Filmklub im SLZ am 15.12.2018 // Das weiße Band

Draußen ist es kalt, es schneit und friert immer wieder, wir sind mitten im Winter, Weihnachten und das neue Jahr nahen – wie gemütlich ist es da, am Wochenende gemeinsam Filme zu schauen!

Der nächste Filmklub findet am Samstag, den 15.12.2018, von 14 bis 17 Uhr im SLZ statt. Gezeigt wird der Spielfilm “Das weiße Band” von Michael Haneke aus dem Jahre 2009. Der Film wurde für mehr als 70 Filmpreise nominiert, von denen er mehr als 40 gewann (unter anderem die Goldene Palme der Internationalen Filmfestspiele von Cannes und den Golden Globe Award).

Der Film spielt 1913 in Norddeutschland – ein Jahr vor Ausbruch des Ersten Weltkrieges. Im Zentrum des Geschehens steht das fiktive Dorf Eichwald in Norddeutland, östlich von der Elbe. Erzählt wird die Geschichte retrospektiv vom Lehrer des Dorfes. Wir bekommen einen Einblick in den Alltag der Dorfgemeinschaft: Pastor, Arzt und Lehrer treten als handlungstragende Personen auf, ebenso die Baronsfamilie. Nacheinander ereignen sich merkwürdige Unfälle in dem kleinen Dorf, für die niemand eine Erklärung findet.
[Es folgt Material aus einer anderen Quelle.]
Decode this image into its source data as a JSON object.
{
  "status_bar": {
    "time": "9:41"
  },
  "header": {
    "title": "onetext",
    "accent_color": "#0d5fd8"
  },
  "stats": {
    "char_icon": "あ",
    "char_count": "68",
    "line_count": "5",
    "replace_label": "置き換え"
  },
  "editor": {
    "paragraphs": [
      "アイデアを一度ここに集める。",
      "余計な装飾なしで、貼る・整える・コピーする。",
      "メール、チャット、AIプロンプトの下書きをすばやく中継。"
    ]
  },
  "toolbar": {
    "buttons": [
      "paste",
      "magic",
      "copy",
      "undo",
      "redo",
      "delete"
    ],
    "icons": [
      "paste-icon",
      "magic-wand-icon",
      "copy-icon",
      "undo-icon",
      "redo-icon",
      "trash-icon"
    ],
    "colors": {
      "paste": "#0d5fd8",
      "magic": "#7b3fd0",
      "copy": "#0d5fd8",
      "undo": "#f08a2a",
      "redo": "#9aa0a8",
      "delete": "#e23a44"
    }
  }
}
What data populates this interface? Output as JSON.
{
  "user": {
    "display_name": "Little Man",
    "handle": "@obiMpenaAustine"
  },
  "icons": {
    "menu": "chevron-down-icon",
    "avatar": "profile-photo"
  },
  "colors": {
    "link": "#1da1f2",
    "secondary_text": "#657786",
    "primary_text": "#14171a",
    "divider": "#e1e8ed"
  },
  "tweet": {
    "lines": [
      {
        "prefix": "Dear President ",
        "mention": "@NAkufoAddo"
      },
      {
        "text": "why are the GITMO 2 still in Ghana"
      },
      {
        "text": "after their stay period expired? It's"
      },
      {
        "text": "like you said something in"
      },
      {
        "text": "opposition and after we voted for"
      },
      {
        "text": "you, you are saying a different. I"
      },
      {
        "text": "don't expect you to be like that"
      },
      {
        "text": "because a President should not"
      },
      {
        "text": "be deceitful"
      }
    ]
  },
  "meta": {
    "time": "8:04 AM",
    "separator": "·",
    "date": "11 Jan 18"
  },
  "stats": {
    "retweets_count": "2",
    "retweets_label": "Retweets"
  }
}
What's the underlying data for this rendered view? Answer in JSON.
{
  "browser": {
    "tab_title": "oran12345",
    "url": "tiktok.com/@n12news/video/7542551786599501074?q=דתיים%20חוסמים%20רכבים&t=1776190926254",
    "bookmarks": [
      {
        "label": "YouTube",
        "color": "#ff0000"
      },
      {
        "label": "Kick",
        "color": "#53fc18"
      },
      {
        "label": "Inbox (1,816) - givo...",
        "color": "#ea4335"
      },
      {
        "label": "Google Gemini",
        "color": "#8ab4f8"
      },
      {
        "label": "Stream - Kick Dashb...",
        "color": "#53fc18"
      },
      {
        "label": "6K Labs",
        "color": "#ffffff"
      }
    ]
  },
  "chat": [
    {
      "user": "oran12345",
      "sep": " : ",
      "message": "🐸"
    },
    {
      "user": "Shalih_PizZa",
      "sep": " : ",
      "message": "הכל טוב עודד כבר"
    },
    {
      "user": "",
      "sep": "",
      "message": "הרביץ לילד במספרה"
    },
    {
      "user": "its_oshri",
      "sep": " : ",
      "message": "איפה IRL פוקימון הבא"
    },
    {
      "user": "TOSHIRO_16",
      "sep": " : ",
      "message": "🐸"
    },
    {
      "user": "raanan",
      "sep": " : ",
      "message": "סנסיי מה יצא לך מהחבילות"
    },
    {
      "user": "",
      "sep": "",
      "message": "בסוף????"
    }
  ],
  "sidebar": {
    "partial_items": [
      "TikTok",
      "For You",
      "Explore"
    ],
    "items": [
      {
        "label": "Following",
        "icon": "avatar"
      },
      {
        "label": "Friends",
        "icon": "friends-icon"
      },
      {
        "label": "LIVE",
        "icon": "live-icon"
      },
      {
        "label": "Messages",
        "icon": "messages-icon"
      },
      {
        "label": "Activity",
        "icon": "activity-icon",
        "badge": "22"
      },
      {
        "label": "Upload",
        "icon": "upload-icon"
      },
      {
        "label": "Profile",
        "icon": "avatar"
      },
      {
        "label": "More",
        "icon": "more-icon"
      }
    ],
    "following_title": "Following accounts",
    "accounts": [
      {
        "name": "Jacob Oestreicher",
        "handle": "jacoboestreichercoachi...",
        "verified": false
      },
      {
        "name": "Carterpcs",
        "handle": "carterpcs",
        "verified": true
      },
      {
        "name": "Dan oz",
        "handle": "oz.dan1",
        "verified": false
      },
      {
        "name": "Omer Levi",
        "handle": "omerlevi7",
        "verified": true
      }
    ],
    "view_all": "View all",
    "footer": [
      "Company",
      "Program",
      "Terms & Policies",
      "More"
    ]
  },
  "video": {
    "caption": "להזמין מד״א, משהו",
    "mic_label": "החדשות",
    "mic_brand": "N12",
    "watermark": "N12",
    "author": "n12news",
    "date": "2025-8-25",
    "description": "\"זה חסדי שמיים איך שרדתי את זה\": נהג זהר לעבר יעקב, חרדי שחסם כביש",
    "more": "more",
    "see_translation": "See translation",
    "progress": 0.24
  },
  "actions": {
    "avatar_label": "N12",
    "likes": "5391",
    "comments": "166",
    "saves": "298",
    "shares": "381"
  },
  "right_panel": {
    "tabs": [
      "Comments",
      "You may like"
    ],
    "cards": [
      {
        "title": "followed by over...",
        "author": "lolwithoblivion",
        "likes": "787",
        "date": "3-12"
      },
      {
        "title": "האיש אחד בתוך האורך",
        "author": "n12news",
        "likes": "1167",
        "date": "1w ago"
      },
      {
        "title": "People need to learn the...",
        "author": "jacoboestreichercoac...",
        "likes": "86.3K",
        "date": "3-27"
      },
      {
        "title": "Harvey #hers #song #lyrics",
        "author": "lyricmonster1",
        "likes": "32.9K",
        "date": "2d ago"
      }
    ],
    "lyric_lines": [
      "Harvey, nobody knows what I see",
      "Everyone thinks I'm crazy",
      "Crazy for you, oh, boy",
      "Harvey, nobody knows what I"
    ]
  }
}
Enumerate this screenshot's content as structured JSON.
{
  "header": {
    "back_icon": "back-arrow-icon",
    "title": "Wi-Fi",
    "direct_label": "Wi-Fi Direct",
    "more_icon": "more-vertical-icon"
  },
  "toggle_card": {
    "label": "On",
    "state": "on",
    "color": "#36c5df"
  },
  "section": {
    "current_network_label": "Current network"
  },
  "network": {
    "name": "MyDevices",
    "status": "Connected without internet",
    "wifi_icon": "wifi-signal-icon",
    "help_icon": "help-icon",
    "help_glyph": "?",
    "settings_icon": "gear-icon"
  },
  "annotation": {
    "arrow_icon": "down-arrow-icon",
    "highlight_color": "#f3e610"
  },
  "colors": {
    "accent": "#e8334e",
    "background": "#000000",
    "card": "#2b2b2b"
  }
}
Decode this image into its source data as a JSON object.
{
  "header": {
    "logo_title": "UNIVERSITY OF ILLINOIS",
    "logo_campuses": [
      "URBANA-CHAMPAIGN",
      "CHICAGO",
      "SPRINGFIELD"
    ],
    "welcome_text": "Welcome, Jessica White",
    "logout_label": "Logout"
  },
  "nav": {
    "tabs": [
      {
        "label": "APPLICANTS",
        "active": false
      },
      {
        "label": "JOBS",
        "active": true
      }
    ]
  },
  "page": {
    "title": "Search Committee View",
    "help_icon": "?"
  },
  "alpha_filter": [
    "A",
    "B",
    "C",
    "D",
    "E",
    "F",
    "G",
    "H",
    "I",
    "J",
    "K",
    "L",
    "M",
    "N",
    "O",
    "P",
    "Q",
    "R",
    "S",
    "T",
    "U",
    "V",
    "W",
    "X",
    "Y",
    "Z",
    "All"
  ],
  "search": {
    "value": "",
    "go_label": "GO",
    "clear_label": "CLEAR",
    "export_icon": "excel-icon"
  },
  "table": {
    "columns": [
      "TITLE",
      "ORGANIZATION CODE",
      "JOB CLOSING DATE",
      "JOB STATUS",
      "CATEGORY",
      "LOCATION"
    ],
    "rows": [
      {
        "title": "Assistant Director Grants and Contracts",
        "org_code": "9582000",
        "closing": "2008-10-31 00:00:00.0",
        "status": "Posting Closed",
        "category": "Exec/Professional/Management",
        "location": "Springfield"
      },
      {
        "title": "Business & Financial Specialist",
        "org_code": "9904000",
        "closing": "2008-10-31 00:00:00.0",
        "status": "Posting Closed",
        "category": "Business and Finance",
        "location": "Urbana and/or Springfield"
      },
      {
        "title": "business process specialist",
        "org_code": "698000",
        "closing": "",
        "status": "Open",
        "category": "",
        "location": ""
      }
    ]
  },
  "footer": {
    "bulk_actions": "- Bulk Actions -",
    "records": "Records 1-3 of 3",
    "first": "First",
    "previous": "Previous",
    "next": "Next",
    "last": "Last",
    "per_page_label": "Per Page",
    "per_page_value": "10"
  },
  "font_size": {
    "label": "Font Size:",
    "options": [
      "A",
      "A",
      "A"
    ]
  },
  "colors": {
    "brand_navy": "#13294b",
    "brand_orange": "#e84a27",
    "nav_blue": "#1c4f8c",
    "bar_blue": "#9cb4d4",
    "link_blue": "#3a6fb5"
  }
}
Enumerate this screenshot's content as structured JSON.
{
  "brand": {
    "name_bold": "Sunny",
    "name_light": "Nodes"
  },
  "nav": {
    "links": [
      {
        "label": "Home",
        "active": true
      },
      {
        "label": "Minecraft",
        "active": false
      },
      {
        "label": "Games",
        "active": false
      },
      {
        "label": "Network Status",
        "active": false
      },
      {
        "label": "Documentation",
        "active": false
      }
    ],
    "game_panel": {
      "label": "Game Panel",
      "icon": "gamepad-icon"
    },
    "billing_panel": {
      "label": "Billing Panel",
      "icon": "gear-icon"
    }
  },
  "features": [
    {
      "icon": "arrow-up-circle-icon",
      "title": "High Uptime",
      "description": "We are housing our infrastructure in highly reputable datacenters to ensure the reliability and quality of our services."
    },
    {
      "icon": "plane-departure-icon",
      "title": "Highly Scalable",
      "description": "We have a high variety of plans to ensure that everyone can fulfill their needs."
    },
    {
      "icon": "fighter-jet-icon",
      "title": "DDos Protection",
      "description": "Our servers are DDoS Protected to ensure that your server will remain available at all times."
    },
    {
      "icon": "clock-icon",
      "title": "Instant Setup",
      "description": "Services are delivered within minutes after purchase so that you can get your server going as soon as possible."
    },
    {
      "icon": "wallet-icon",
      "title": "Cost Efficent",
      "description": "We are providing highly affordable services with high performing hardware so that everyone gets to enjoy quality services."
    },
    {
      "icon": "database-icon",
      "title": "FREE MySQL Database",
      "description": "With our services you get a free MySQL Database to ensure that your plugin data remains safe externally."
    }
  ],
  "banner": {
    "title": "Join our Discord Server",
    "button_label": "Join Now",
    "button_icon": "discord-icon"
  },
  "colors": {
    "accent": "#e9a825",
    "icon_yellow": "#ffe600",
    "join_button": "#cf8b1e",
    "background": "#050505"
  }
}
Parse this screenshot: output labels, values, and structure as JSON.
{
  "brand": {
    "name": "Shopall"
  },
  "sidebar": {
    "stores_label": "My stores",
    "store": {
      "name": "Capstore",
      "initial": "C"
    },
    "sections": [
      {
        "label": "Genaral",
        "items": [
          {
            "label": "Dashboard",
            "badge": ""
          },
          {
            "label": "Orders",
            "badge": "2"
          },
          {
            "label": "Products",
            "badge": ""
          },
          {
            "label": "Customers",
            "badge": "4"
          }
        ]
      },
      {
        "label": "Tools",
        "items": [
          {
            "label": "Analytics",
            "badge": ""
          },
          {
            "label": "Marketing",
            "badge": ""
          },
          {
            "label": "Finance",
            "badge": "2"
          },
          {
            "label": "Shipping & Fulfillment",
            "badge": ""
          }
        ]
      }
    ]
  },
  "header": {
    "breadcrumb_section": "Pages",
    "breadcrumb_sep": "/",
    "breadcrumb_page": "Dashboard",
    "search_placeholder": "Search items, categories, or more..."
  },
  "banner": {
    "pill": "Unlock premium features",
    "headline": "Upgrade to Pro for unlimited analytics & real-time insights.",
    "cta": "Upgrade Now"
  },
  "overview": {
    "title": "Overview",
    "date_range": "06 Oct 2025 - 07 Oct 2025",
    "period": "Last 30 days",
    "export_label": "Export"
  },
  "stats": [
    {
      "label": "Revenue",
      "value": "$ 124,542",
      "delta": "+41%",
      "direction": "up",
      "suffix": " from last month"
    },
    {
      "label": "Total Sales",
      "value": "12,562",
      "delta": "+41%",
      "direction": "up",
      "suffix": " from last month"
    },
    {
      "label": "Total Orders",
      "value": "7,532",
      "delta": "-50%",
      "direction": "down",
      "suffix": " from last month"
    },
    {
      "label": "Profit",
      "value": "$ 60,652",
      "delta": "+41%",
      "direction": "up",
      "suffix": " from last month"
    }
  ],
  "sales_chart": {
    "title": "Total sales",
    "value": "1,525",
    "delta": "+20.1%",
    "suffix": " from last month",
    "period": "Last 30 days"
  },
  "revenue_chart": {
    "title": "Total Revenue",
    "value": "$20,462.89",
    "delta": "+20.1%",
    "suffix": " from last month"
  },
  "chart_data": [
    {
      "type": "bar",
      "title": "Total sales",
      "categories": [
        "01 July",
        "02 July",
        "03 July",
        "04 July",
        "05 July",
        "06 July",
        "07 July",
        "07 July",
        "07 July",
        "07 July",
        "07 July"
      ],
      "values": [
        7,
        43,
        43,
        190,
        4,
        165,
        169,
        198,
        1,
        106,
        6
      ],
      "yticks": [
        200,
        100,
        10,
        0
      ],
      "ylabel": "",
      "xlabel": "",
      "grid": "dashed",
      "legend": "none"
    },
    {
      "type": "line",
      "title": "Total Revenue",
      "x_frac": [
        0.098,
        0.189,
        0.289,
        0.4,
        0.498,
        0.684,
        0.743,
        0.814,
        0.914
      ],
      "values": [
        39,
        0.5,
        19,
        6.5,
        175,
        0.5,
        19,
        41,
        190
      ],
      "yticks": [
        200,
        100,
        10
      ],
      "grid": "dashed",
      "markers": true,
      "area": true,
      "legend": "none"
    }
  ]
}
Und er erzählt nicht nur eine Geschichte, zeigt nicht nur Bilder eines vergangenen Jahrhunderts – Hanekes “Das weiße Band” taucht das Publikum ein in eine bedrückende, triste Atmosphäre und hartes soziales Klima – ein optimaler Nährboden für die Ausbildung des sogenannten autoritären Charakters: sadistisches Verhalten in Folge einer repressiven Erziehung.

Der Regisseur Michael Haneke selbst sagt in einem Interview über seinen Film Folgendes:

„Ideologie ist eine verabsolutierte Idee. Überall, wo es Unterdrückung, Demütigung, Unglück und Leid gibt, ist der Boden bereitet für jede Art von Ideologie. Deshalb ist ‚Das weiße Band‘ auch nicht als Film über den deutschen Faschismus zu verstehen. Es geht um ein gesellschaftliches Klima, das den Radikalismus ermöglicht. Das ist die Grundidee.“*

Der Film wird mit deutschen Untertiteln gezeigt!

Beachtet bitte, dass der Film Überlänge hat (Laufzeit: 144 Minuten).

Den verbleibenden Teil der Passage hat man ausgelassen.